By Adam Allington, KWMU

St. Louis, MO – Cancer researchers at Washington University and Barnes Jewish Hospital claim that studying a tumor's response to therapy, before it's removed, can help predict a patient's relapse potential.

Doctor Matthew Ellis is a breast cancer specialist at Siteman Cancer Center at Barnes Jewish Hospital.

He says typically patients have tumors removed immediately and then go through a regimen of chemotherapy as a precautionary measure.
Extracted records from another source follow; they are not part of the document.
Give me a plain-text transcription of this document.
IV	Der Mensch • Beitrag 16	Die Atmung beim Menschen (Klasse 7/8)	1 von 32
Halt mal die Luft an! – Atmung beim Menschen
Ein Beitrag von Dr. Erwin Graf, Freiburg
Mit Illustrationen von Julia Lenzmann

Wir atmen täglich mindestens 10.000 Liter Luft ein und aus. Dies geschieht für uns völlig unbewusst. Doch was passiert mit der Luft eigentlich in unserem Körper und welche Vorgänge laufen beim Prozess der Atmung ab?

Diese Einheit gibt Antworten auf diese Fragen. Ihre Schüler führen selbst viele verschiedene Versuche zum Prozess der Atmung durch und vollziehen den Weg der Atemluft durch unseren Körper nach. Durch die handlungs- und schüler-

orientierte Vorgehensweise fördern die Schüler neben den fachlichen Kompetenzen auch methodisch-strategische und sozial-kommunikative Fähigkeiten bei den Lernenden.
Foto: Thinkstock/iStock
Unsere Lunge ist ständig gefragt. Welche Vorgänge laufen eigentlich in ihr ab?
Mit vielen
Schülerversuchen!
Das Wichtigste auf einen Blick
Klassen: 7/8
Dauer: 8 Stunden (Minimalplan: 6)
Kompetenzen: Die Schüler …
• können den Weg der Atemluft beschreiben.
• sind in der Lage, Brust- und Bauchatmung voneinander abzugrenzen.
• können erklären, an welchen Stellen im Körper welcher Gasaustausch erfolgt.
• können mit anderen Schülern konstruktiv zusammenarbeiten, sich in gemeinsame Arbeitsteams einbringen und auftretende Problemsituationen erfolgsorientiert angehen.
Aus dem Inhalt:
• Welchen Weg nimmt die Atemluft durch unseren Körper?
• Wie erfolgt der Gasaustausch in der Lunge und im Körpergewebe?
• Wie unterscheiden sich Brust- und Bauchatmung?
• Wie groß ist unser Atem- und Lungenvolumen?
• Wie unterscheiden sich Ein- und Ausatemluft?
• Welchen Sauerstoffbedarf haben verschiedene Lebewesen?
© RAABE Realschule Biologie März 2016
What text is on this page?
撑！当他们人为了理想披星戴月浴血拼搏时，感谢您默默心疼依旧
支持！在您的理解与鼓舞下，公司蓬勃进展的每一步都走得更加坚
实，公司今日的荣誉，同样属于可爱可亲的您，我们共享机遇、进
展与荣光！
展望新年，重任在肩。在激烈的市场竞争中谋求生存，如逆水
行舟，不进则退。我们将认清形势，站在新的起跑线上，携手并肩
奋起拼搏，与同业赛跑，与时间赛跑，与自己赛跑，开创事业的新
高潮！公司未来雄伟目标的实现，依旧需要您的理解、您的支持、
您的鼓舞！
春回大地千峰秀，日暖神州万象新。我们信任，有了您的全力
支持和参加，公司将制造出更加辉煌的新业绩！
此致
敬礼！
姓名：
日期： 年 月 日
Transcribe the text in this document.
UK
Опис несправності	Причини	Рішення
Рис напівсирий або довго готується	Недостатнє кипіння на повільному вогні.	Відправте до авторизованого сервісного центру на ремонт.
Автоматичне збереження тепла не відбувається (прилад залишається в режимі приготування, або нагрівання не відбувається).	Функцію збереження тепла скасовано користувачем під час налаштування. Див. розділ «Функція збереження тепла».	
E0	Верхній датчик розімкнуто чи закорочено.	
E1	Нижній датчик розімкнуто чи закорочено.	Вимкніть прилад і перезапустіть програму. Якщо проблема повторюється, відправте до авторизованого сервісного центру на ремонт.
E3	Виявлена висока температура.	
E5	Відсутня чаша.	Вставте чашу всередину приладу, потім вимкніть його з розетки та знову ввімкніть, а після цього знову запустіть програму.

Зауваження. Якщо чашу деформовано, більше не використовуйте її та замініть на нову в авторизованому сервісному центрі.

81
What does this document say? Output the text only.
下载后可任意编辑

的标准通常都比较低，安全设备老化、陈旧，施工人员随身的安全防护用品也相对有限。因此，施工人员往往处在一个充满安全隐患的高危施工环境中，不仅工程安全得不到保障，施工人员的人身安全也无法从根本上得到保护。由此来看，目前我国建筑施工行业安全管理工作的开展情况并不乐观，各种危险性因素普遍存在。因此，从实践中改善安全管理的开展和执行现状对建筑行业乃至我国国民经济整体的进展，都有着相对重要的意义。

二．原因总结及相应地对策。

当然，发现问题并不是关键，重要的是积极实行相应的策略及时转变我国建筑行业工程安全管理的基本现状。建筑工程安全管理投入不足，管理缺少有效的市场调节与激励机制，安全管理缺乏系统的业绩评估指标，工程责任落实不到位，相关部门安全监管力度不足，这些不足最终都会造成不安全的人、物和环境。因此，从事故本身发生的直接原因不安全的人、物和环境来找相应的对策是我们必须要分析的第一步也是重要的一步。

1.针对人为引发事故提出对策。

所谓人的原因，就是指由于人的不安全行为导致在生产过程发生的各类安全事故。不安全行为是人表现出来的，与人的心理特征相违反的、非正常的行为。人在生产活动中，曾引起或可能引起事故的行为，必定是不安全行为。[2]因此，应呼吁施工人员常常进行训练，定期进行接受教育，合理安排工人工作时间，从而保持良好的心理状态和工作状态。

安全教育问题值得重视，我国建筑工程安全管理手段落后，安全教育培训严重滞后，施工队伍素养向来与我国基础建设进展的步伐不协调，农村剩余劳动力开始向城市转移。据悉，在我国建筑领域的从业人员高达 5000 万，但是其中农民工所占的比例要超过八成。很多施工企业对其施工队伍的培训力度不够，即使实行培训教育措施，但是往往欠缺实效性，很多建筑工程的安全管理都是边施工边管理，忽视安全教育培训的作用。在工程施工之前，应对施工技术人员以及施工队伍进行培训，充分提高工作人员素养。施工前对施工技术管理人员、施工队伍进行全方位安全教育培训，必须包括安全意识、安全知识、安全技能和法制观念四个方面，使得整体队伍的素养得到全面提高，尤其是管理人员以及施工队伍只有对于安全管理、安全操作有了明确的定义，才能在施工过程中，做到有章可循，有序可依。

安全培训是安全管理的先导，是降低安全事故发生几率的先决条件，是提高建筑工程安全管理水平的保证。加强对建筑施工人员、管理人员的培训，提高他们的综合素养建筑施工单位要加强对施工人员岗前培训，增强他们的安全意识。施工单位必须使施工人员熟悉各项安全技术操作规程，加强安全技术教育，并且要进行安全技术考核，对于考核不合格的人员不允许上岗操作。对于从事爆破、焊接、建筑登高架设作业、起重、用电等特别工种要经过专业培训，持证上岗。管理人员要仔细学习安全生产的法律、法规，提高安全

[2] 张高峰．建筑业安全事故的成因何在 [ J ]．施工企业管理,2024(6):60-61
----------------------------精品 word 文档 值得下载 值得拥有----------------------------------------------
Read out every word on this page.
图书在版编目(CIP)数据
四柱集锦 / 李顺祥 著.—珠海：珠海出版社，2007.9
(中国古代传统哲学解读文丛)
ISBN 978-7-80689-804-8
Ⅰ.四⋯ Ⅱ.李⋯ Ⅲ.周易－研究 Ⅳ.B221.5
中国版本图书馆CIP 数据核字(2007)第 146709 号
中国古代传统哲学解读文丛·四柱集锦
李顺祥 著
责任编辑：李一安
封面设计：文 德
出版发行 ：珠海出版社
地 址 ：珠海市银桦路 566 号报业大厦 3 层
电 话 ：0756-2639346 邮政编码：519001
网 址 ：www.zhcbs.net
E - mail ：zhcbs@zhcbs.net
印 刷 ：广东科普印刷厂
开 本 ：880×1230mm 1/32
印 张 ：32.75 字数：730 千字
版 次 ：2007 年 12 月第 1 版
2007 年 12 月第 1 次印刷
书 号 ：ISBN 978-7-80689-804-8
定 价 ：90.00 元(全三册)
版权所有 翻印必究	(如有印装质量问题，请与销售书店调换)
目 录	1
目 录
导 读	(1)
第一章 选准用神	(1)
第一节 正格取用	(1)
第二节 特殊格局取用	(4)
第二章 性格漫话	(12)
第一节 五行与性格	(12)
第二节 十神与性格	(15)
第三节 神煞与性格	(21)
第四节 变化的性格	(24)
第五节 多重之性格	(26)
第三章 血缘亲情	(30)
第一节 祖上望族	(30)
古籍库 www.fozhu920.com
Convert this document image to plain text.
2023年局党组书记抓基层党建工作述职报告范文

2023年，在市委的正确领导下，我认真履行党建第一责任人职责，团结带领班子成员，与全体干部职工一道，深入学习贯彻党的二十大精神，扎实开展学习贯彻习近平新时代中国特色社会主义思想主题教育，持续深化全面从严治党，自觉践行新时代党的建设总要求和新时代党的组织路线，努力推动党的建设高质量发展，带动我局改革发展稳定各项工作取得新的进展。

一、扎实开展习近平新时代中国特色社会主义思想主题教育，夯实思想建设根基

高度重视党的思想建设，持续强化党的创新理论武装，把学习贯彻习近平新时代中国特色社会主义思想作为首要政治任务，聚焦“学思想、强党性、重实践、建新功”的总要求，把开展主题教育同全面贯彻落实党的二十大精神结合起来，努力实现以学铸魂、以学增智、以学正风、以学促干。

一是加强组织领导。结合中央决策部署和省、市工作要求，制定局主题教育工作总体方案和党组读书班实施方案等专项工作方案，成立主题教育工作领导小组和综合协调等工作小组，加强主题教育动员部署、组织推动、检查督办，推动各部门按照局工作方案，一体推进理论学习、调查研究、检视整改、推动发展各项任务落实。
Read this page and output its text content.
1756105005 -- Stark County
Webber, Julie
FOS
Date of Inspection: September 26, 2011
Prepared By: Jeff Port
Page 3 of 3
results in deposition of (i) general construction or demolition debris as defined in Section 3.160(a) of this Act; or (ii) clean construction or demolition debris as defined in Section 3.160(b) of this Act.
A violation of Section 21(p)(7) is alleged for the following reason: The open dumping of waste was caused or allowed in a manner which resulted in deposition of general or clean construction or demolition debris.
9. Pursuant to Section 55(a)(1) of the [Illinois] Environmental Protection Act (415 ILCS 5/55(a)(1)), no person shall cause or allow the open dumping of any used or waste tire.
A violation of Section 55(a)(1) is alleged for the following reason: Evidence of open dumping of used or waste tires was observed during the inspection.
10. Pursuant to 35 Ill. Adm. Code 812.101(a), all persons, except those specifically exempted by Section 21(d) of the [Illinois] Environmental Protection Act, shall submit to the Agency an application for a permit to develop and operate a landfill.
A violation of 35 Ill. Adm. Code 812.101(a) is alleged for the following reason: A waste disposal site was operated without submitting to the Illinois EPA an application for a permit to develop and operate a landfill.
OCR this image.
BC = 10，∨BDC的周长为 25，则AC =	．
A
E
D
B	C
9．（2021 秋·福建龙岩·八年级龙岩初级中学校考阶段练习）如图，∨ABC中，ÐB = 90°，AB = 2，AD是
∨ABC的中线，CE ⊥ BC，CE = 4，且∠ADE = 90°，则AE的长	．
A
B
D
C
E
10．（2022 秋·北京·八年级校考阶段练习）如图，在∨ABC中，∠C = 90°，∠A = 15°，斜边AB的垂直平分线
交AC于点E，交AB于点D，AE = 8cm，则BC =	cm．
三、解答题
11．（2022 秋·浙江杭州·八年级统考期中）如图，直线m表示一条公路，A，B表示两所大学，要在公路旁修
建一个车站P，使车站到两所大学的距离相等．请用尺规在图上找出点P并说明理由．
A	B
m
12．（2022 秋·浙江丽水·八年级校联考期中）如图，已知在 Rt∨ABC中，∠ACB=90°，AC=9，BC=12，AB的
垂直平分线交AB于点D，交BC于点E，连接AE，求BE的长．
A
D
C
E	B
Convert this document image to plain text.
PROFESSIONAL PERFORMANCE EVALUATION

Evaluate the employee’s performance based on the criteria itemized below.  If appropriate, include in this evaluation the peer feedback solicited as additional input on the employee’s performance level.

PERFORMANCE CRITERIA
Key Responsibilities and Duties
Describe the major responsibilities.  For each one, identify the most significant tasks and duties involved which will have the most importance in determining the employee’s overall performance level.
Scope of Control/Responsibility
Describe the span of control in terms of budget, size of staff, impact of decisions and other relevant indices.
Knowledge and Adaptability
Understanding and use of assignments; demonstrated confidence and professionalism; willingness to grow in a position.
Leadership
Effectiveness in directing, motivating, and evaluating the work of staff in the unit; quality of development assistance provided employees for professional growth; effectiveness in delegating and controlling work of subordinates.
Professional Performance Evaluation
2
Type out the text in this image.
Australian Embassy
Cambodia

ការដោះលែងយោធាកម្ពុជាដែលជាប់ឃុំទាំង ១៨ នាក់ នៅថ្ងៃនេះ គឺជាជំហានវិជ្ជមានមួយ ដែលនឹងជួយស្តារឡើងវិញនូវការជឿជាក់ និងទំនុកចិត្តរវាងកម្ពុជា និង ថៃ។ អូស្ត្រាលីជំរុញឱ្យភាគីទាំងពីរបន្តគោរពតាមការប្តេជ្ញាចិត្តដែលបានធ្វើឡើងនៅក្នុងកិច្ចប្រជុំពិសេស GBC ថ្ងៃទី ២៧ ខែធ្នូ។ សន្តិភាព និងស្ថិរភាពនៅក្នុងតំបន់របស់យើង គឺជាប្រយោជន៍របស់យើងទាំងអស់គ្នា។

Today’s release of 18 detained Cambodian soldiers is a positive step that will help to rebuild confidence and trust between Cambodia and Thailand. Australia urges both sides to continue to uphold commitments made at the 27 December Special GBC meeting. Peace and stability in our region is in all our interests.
Still, Ellis says all tumors respond differently to therapy, and understanding that response, before the tumor is removed, can have important post-surgery implications.

"With all that variability in response, you can then start saying, well, there's a group whose relapse rate is so low they couldn't possibly benefit from chemotherapy," says Ellis.

Ellis says that by profiling the tumor's response to hormone therapy, such as anti-estrogen treatment, post-surgery chemotherapy was found to be unnecessary in roughly a quarter of the patients studied.

He says there is an understandable conservatism regarding breast cancer, because women's live are at risk. Still, studying an individual tumors response to treatment is an important piece of diagnostic data.

"I think the approach is pragmatic, its easy and its obvious and the only reason it hasn't been done before is the natural prejudice to remove the cancer as soon as you can," says Ellis.

The research team's findings are published in the Journal of the National Cancer Institute.